L'instrumentation low tempo à la rythmique R&B trébuchante ne trompe pas. Minimaliste mais pernicieuse, elle sonde le chaud et le froid, colorant progressivement la soie des ébats d'une teinte pourpre. En écho, l'artiste épuisée perd ses formes, les mots leur sens. Sur "Pendulum", Barnett fait face à ses désillusions. Trompée, abandonnée, elle découvre la solitude et assiste à l'effondrement de ses croyances. Au-delà du ressentiment, il y a cette douloureuse, mais nécessaire, remise en cause de soi qui traverse en filigrane l'ensemble du disque ("Video Girl" est un magnifique titre sur l'épuisement de ses années passées à danser dans les clips d'autres chanteuses, et la peur de ne pas parvenir à se révéler en tant qu'artiste). On la sent vaciller sur des bases electro en équilibre instable ; fière, elle trouvera la parade pour continuer.

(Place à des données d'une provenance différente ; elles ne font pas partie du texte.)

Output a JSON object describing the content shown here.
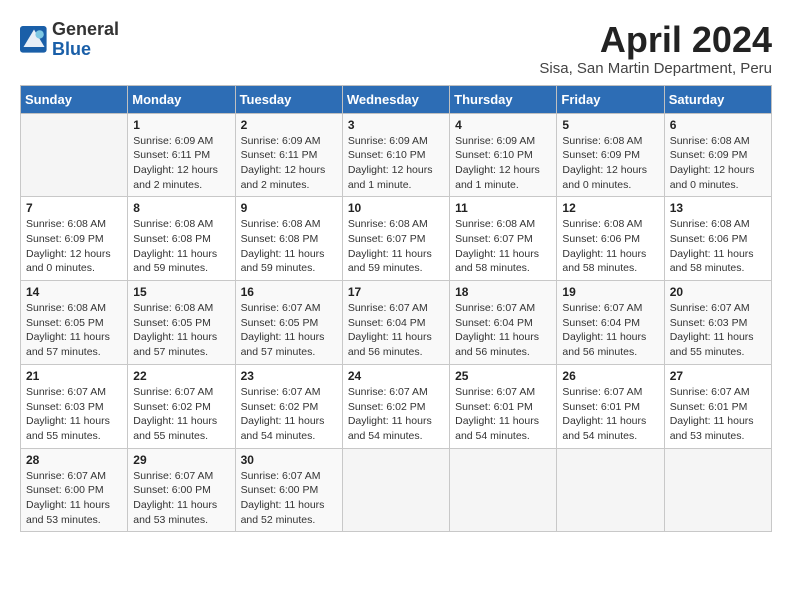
{
  "header": {
    "logo_line1": "General",
    "logo_line2": "Blue",
    "title": "April 2024",
    "subtitle": "Sisa, San Martin Department, Peru"
  },
  "weekdays": [
    "Sunday",
    "Monday",
    "Tuesday",
    "Wednesday",
    "Thursday",
    "Friday",
    "Saturday"
  ],
  "weeks": [
    [
      {
        "day": "",
        "info": ""
      },
      {
        "day": "1",
        "info": "Sunrise: 6:09 AM\nSunset: 6:11 PM\nDaylight: 12 hours\nand 2 minutes."
      },
      {
        "day": "2",
        "info": "Sunrise: 6:09 AM\nSunset: 6:11 PM\nDaylight: 12 hours\nand 2 minutes."
      },
      {
        "day": "3",
        "info": "Sunrise: 6:09 AM\nSunset: 6:10 PM\nDaylight: 12 hours\nand 1 minute."
      },
      {
        "day": "4",
        "info": "Sunrise: 6:09 AM\nSunset: 6:10 PM\nDaylight: 12 hours\nand 1 minute."
      },
      {
        "day": "5",
        "info": "Sunrise: 6:08 AM\nSunset: 6:09 PM\nDaylight: 12 hours\nand 0 minutes."
      },
      {
        "day": "6",
        "info": "Sunrise: 6:08 AM\nSunset: 6:09 PM\nDaylight: 12 hours\nand 0 minutes."
      }
    ],
    [
      {
        "day": "7",
        "info": "Sunrise: 6:08 AM\nSunset: 6:09 PM\nDaylight: 12 hours\nand 0 minutes."
      },
      {
        "day": "8",
        "info": "Sunrise: 6:08 AM\nSunset: 6:08 PM\nDaylight: 11 hours\nand 59 minutes."
      },
      {
        "day": "9",
        "info": "Sunrise: 6:08 AM\nSunset: 6:08 PM\nDaylight: 11 hours\nand 59 minutes."
      },
      {
        "day": "10",
        "info": "Sunrise: 6:08 AM\nSunset: 6:07 PM\nDaylight: 11 hours\nand 59 minutes."
      },
      {
        "day": "11",
        "info": "Sunrise: 6:08 AM\nSunset: 6:07 PM\nDaylight: 11 hours\nand 58 minutes."
      },
      {
        "day": "12",
        "info": "Sunrise: 6:08 AM\nSunset: 6:06 PM\nDaylight: 11 hours\nand 58 minutes."
      },
      {
        "day": "13",
        "info": "Sunrise: 6:08 AM\nSunset: 6:06 PM\nDaylight: 11 hours\nand 58 minutes."
      }
    ],
    [
      {
        "day": "14",
        "info": "Sunrise: 6:08 AM\nSunset: 6:05 PM\nDaylight: 11 hours\nand 57 minutes."
      },
      {
        "day": "15",
        "info": "Sunrise: 6:08 AM\nSunset: 6:05 PM\nDaylight: 11 hours\nand 57 minutes."
      },
      {
        "day": "16",
        "info": "Sunrise: 6:07 AM\nSunset: 6:05 PM\nDaylight: 11 hours\nand 57 minutes."
      },
      {
        "day": "17",
        "info": "Sunrise: 6:07 AM\nSunset: 6:04 PM\nDaylight: 11 hours\nand 56 minutes."
      },
      {
        "day": "18",
        "info": "Sunrise: 6:07 AM\nSunset: 6:04 PM\nDaylight: 11 hours\nand 56 minutes."
      },
      {
        "day": "19",
        "info": "Sunrise: 6:07 AM\nSunset: 6:04 PM\nDaylight: 11 hours\nand 56 minutes."
      },
      {
        "day": "20",
        "info": "Sunrise: 6:07 AM\nSunset: 6:03 PM\nDaylight: 11 hours\nand 55 minutes."
      }
    ],
    [
      {
        "day": "21",
        "info": "Sunrise: 6:07 AM\nSunset: 6:03 PM\nDaylight: 11 hours\nand 55 minutes."
      },
      {
        "day": "22",
        "info": "Sunrise: 6:07 AM\nSunset: 6:02 PM\nDaylight: 11 hours\nand 55 minutes."
      },
      {
        "day": "23",
        "info": "Sunrise: 6:07 AM\nSunset: 6:02 PM\nDaylight: 11 hours\nand 54 minutes."
      },
      {
        "day": "24",
        "info": "Sunrise: 6:07 AM\nSunset: 6:02 PM\nDaylight: 11 hours\nand 54 minutes."
      },
      {
        "day": "25",
        "info": "Sunrise: 6:07 AM\nSunset: 6:01 PM\nDaylight: 11 hours\nand 54 minutes."
      },
      {
        "day": "26",
        "info": "Sunrise: 6:07 AM\nSunset: 6:01 PM\nDaylight: 11 hours\nand 54 minutes."
      },
      {
        "day": "27",
        "info": "Sunrise: 6:07 AM\nSunset: 6:01 PM\nDaylight: 11 hours\nand 53 minutes."
      }
    ],
    [
      {
        "day": "28",
        "info": "Sunrise: 6:07 AM\nSunset: 6:00 PM\nDaylight: 11 hours\nand 53 minutes."
      },
      {
        "day": "29",
        "info": "Sunrise: 6:07 AM\nSunset: 6:00 PM\nDaylight: 11 hours\nand 53 minutes."
      },
      {
        "day": "30",
        "info": "Sunrise: 6:07 AM\nSunset: 6:00 PM\nDaylight: 11 hours\nand 52 minutes."
      },
      {
        "day": "",
        "info": ""
      },
      {
        "day": "",
        "info": ""
      },
      {
        "day": "",
        "info": ""
      },
      {
        "day": "",
        "info": ""
      }
    ]
  ]
}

Le niveau d'engagement d'un artiste n'est jamais étranger au niveau de qualité de son disque. Les arrangements soul précis témoignent incontestablement d'un désir honnête de bien faire. Dans les expérimentations que la Britannique met en œuvre, j'aurais volontiers fait référence à Björk - à l'accent R&B, mais LP1 dégage ce naïf supplément d'âme qui l'en éloigne rapidement. Le talent de FKA Twigs réside en effet dans son intelligence à jouer tout en retenue avec une sensibilité à fleur de peau. LP1 est son album d'apprentissage, plein de vie, plein d'elle, grâce auquel Tahliah Barnett s'ouvre enfin au monde. Reste à espérer que ce nouveau monde ne l'avalera pas.